Roberta Lannes (born December 1948) is an American writer of literary, mystery and horror fiction as well as articles, essays, reviews and poetry.
Lannes was born in Los Angeles, California where her father did financial management for small production companies formed by actors in the entertainment industry. Her early horror fiction often explored family relationships and abuse, and its frequently graphic nature led to Lannes's early involvement in the Splatterpunk movement. Her story "Goodbye Dark Love" is considered a classic in the genre, and her work also paved the way for later female writers of horror fiction. Her later work tends toward the mysterious and the psychological.

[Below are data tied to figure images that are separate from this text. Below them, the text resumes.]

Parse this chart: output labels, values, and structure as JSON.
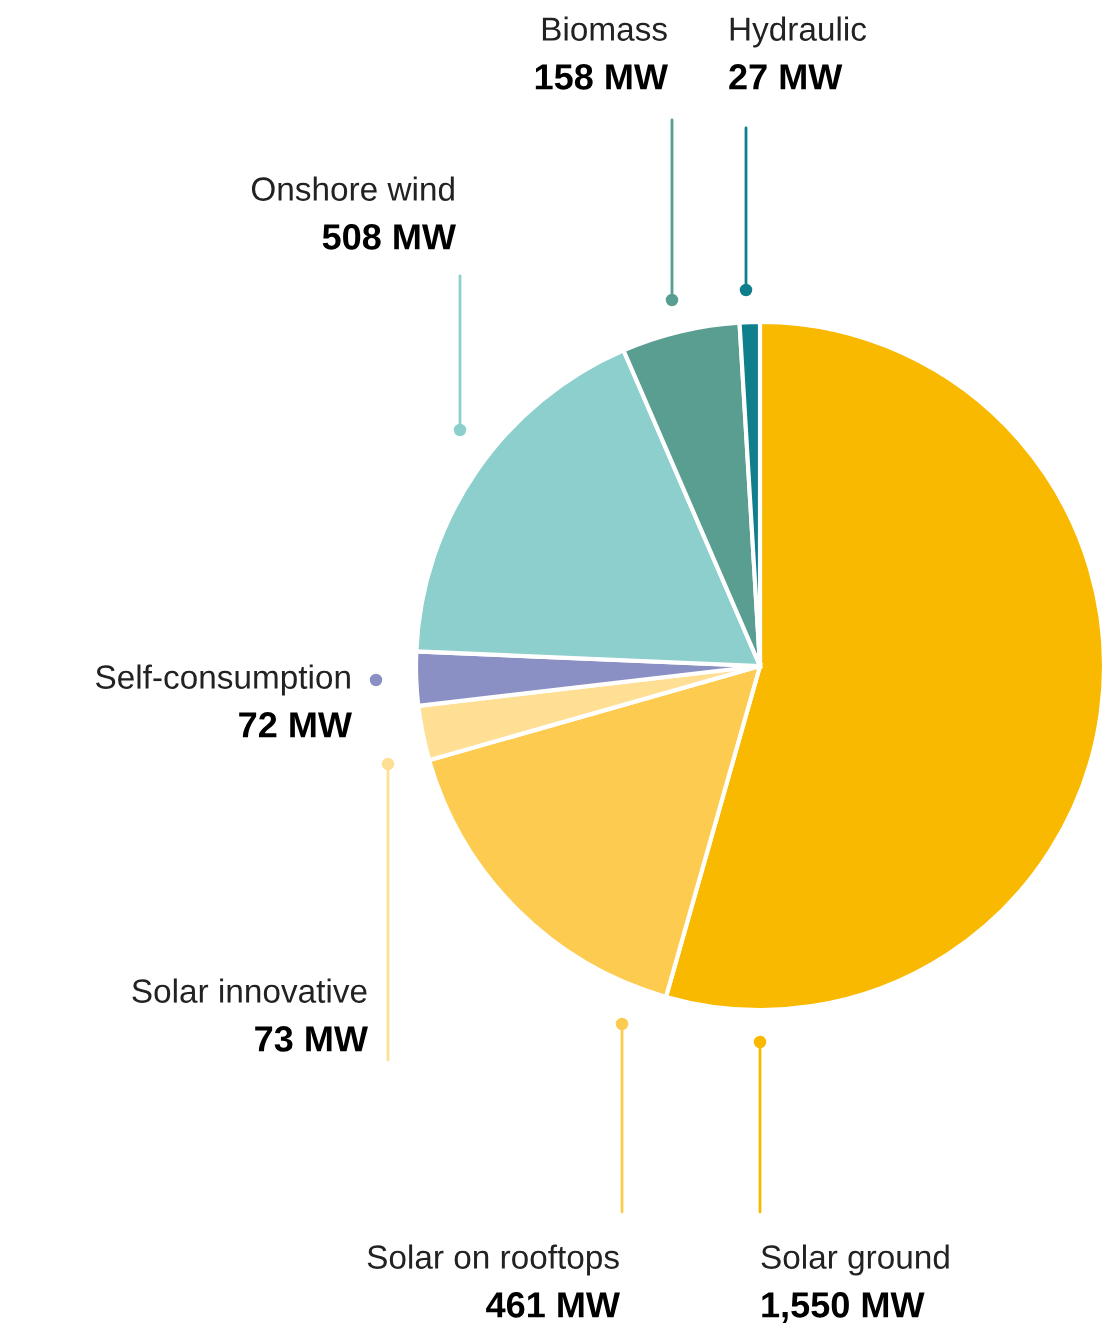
{
  "chart_data": {
    "type": "pie",
    "categories": [
      "Solar ground",
      "Solar on rooftops",
      "Solar innovative",
      "Self-consumption",
      "Onshore wind",
      "Biomass",
      "Hydraulic"
    ],
    "values": [
      1550,
      461,
      73,
      72,
      508,
      158,
      27
    ],
    "value_labels": [
      "1,550 MW",
      "461 MW",
      "73 MW",
      "72 MW",
      "508 MW",
      "158 MW",
      "27 MW"
    ],
    "colors": [
      "#f9b900",
      "#fccb4f",
      "#fedf94",
      "#8a8fc4",
      "#8ccfcc",
      "#5a9e91",
      "#0f7f8c"
    ]
  }
}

Lannes has published more than fifty short stories, often in anthologies edited by British editor Stephen Jones. Her stories have been reprinted in both Year's Best Horror and Fantasy, edited by Ellen Datlow, and Best New Horror, edited by Jones. An up-to-date listing can be found on her official website (see below). South African filmmaker Ian Kerkhof used Lannes's work (as well as that of J.G. Ballard, Henry Rollins, and Charles Manson) in his 1994 movie Ten Monologues From the Lives of Serial Killers.
In 1995, Silver Salamander Press released her first collection, The Mirror of Night. She has also contributed non-fiction essays to such books as Another 100 Best Horror Novels, edited by Stephen Jones and Kim Newman, and she appeared in the 1996 Horror Writers Calendar.
She is also an accomplished digital artist and photographer who has exhibited in galleries and designed iPhone App splash screens, CD covers for independent and alternative record labels, calendars and greeting cards. Her photography has been published in various magazines, most lately Issue 22 of "JPG Magazine".
Roberta taught secondary school journalism, English, photography, fine and digital art in the William S. Hart Union High School District from 1972 to 2009. Now retired, she is at work on numerous writing projects, graphic design and illustration.
She currently resides in Southern California with her British husband Mark Sealey, a journalist, poet, music critic, and retired senior software engineer for the Getty Museum.